Essential Functions & Responsibilities:
- Collaborate with community Executive Director in efforts to recruit, interview, and final selection of new team members for Business Office.
- Oversee orientation and continued education to the Business Office.
- Subject matter expert on Medicaid and Private Pay billing and collections.
- Research changes with any state and federal regulatory requirements to adhere to strict compliance of all aspects of Medicaid programs.

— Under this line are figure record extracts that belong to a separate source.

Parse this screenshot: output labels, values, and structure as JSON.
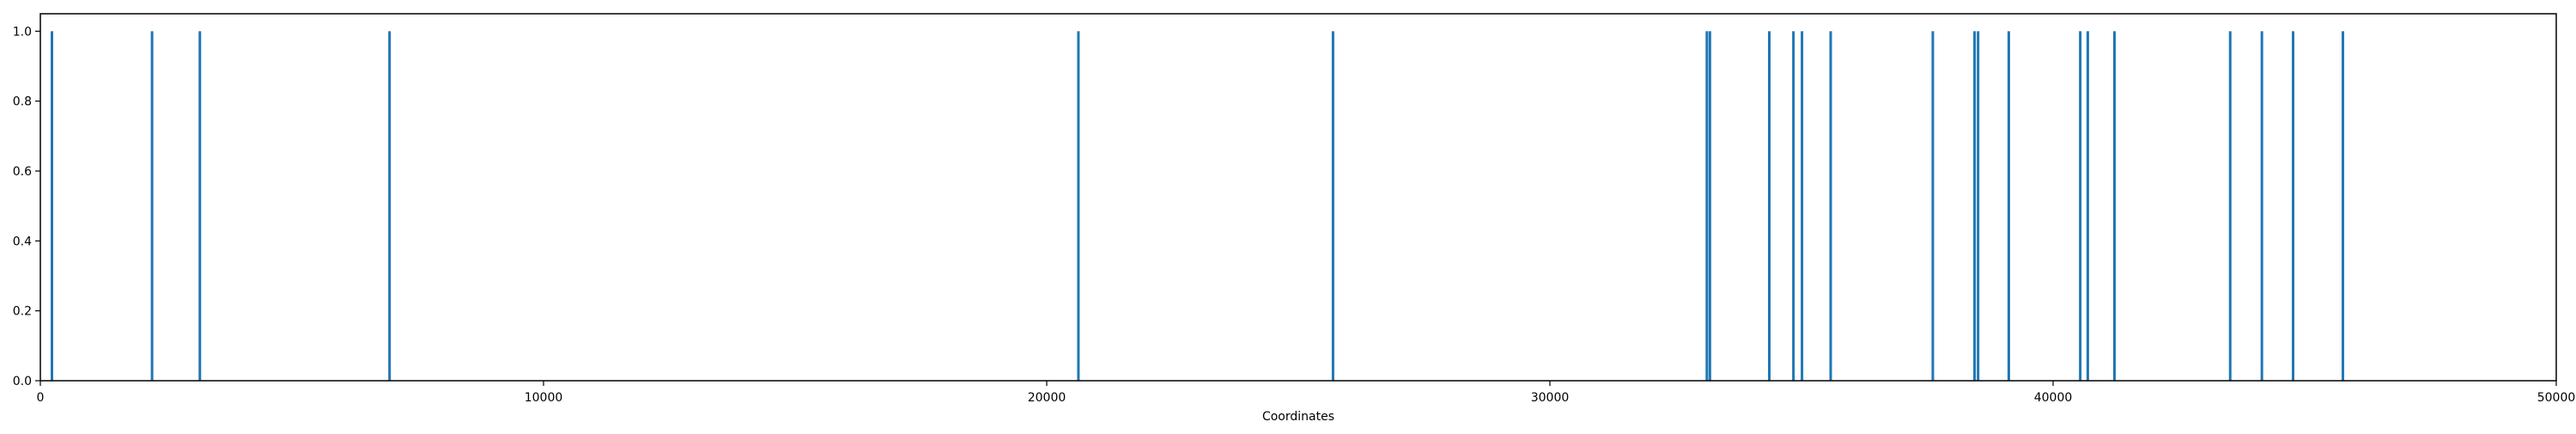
{
  "chart_data": {
    "type": "bar",
    "title": "",
    "xlabel": "Coordinates",
    "ylabel": "",
    "xlim": [
      0,
      50000
    ],
    "ylim": [
      0,
      1.05
    ],
    "xticks": [
      0,
      10000,
      20000,
      30000,
      40000,
      50000
    ],
    "xtick_labels": [
      "0",
      "10000",
      "20000",
      "30000",
      "40000",
      "50000"
    ],
    "yticks": [
      0.0,
      0.2,
      0.4,
      0.6,
      0.8,
      1.0
    ],
    "ytick_labels": [
      "0.0",
      "0.2",
      "0.4",
      "0.6",
      "0.8",
      "1.0"
    ],
    "grid": false,
    "legend": false,
    "bar_color": "#1f77b4",
    "x": [
      230,
      2220,
      3170,
      6940,
      20630,
      25690,
      33120,
      33180,
      34360,
      34840,
      35010,
      35580,
      37610,
      38440,
      38510,
      39120,
      40540,
      40690,
      41220,
      43520,
      44150,
      44770,
      45760
    ],
    "values": [
      1,
      1,
      1,
      1,
      1,
      1,
      1,
      1,
      1,
      1,
      1,
      1,
      1,
      1,
      1,
      1,
      1,
      1,
      1,
      1,
      1,
      1,
      1
    ]
  }
}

- Participate in routine accounts receivable reviews to decrease and maintain current accounts receivable while providing ongoing follow up and support.
- Assist with optimization of work-flow processes between the Business Office Managers and the Central Billing Office, resulting in reducing accounts receivable balances and improved communication.
- Work collaboratively with the community Executive Director, Business Office Manager and Revenue Cycle Supervisor to achieve overall revenue cycle goals for the communities.
- Organize workflow and ensure that team members understand their delegated tasks.
- Ensure workflow processes are standardized and followed in the communities in order to reduce accounts receivable balances.
- Monitor team member productivity and provide constructive feedback and coaching.
- Collaborate with Senior Director of Revenue Cycle to develop action plan for all identified areas of opportunities at the community and follow up for community success.
- Able to travel 50% or more depending on business needs.
- Other duties as assigned.
- Bachelor’s degree or equivalent work experience.
- Minimum of five (5) years of experience working in long term health care, billing, collections, or related third party reimbursements and accounts receivable.
- Extensive experience with billing and collections for all payers, including Private, Medicare, Medicaid and Commercial Insurance.
- Experience with billing software.
- Ability to work effectively with an interdisciplinary team.
- Must be able to effectively train and mentor team members.
- Exceptional communication, influencing and partnering skills at all organizational levels.
- Demonstrated project management and organizational skills.
- Possess a customer service focus.
- Ability to define problems, analyze data, establish facts, and draw valid conclusions.
- Ability to read and interpret documents such as CMS regulations, Managed Care contracts and other instructions and procedure manuals.